Hipocondria é o medo, infundado e patológico, que alguém alimenta de ter uma enfermidade grave. Como desordem psicossomática, é uma doença mental sentida fisicamente. Ainda que o indivíduo queira viver, ele gasta o tempo, e alguns a infeliz vida toda, na busca de indícios de que esteja caminhando inexoravelmente para a morte.
Enquanto este alvo inconsciente não chega, ele inferniza a sua vidinha e a de quem se aproxima da sua fábrica de infelicidade.
Ao invés de concentrar seus esforços em estar bem, o hipocondríaco foca a sua energia em cada sinal que indique o contrário. E qualquer sintoma tem o efeito exacerbado de despertar o medo da morte.
O leigo ansioso sempre encontrará algum vínculo entre o que leu na internet e as suas queixas.
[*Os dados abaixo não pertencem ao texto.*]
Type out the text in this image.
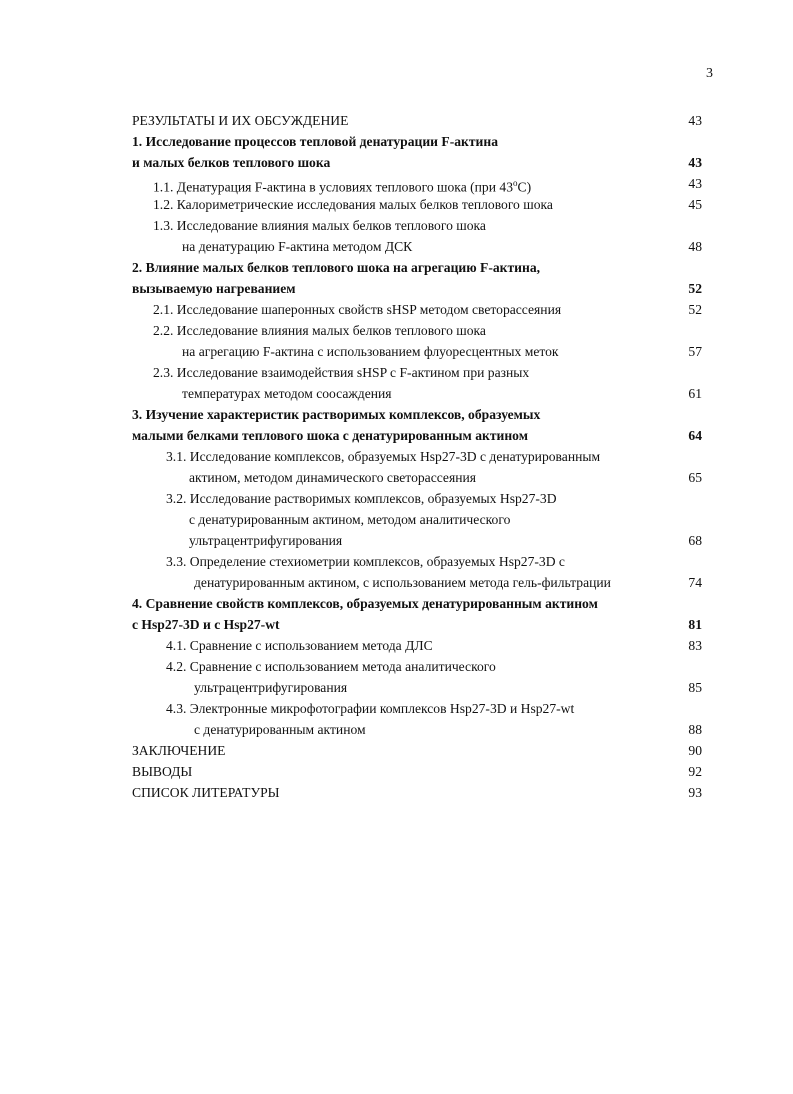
3
РЕЗУЛЬТАТЫ И ИХ ОБСУЖДЕНИЕ	43
1. Исследование процессов тепловой денатурации F-актина
и малых белков теплового шока	43
1.1. Денатурация F-актина в условиях теплового шока (при 43$^o$С)	43
1.2. Калориметрические исследования малых белков теплового шока	45
1.3. Исследование влияния малых белков теплового шока
на денатурацию F-актина методом ДСК	48
2. Влияние малых белков теплового шока на агрегацию F-актина,
вызываемую нагреванием	52
2.1. Исследование шаперонных свойств sHSP методом светорассеяния	52
2.2. Исследование влияния малых белков теплового шока
на агрегацию F-актина с использованием флуоресцентных меток	57
2.3. Исследование взаимодействия sHSP с F-актином при разных
температурах методом соосаждения	61
3. Изучение характеристик растворимых комплексов, образуемых
малыми белками теплового шока с денатурированным актином	64
3.1. Исследование комплексов, образуемых Hsp27-3D с денатурированным
актином, методом динамического светорассеяния	65
3.2. Исследование растворимых комплексов, образуемых Hsp27-3D
с денатурированным актином, методом аналитического
ультрацентрифугирования	68
3.3. Определение стехиометрии комплексов, образуемых Hsp27-3D с
денатурированным актином, с использованием метода гель-фильтрации	74
4. Сравнение свойств комплексов, образуемых денатурированным актином
с Hsp27-3D и с Hsp27-wt	81
4.1. Сравнение с использованием метода ДЛС	83
4.2. Сравнение с использованием метода аналитического
ультрацентрифугирования	85
4.3. Электронные микрофотографии комплексов Hsp27-3D и Hsp27-wt
с денатурированным актином	88
ЗАКЛЮЧЕНИЕ	90
ВЫВОДЫ	92
СПИСОК ЛИТЕРАТУРЫ	93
Modernamente, a facilidade de acesso a todo tipo de informação, disponibilizada a granel na internet, é captada por esse leigo ansioso que, sem nenhuma condição técnica de triagem, sempre encontrará algum vínculo, por ridículo que seja, entre o que leu e as suas queixas, com seus tenebrosos desdobramentos. Entre os sintomas, a dor, de qualquer tipo, ocupa um lugar de destaque, porque o médico menos experiente não se sente tão confiante para desmenti-la. A suspeição diagnóstica de hipocondria começa na ausência de padrão da dor, porque o leigo não tem razões para saber que as dores de origem orgânica têm características sugestivas, de intensidade, localização, persistência ou fugacidade e irradiação. Outro filtro de implacável autenticidade é a premissa médica antiga: "Quando tudo dói, a dor não é do corpo".
Vou chamá-la de Renée, mas podia ser Úrsula, tanto faz, eu gosto dela. Foi operada de uma lesão pleural benigna. Um caso fácil, desses que gratificam pela resolução imediata. Por razões que não alcanço, o nosso contrato objetivo de cuidado médico específico não se encerrou com a retirada dos pontos, nada disso, foi prorrogado até o fim dos tempos.
Na primeira consulta, já tinha chamado atenção um caderno gordo, preso com um elástico, cheio de recortes da imprensa, onde ela anotava, dia a dia, todos os sintomas em ordem cronológica. Um desavisado teria considerado tratar-se de uma pessoa zelosa de sua saúde, mas como explicar o registro dos horários, com o preciosismo dos minutos?
Quando preparávamos a alta hospitalar, o caderno voltou, e ela começou a desfiar um rol de doenças subestimadas por médicos famosos, "mas tão insensíveis, que proibiam a secretária de passar o celular aos pacientes".
Este comportamento, para um médico experiente, significava que ele seria o próximo alvo de reclamações e injúrias quando o cansaço mútuo chegasse pra ficar. Os anos na estrada recomendavam que a relação que iniciaríamos teria que ser precedida por certas normas. E assim foi: "Fique segura que eu atendo, ou retorno, a todos os chamados de pacientes, mas vou deixar a seu juízo a real necessidade de cada chamada. É muito provável que a senhora tenha extrapolado o limite da disponibilidade de cada um dos excelentes profissionais que constam do seu caderno, porque, por competência, eu me trataria com qualquer um deles. Como a sua lista de dispensados é muito grande, temo que eu seja o último, e é com esse cuidado que gostaria se ser tratado".
Não tenho a pretensão de tê-la curado da hipocondria, porque esta não é uma atarefa para amadores, mas o entendimento desta questão foi tão grande que, às vezes, ela fica até duas semanas sem dar notícia!
Há consenso de que a solidão agrava esta enfermidade, e aos residentes insisto que sejamos tolerantes com eles, que contam histórias intermináveis e agem como se fossem o centro do mundo, mas só queriam mesmo é dizer que se sentem sós, e que gostariam de ser, para alguém, só um pouquinho mais importante do que, de fato, são. E nunca podemos esquecer que, à semelhança dos paranoicos, que podem ter, sim, inimigos verdadeiros, os hipocondríacos também adoecem, e com alguma frequência morrem de doenças curáveis, porque as tantas queixas vazias exauriram os ouvidos de quem devia protegê-los.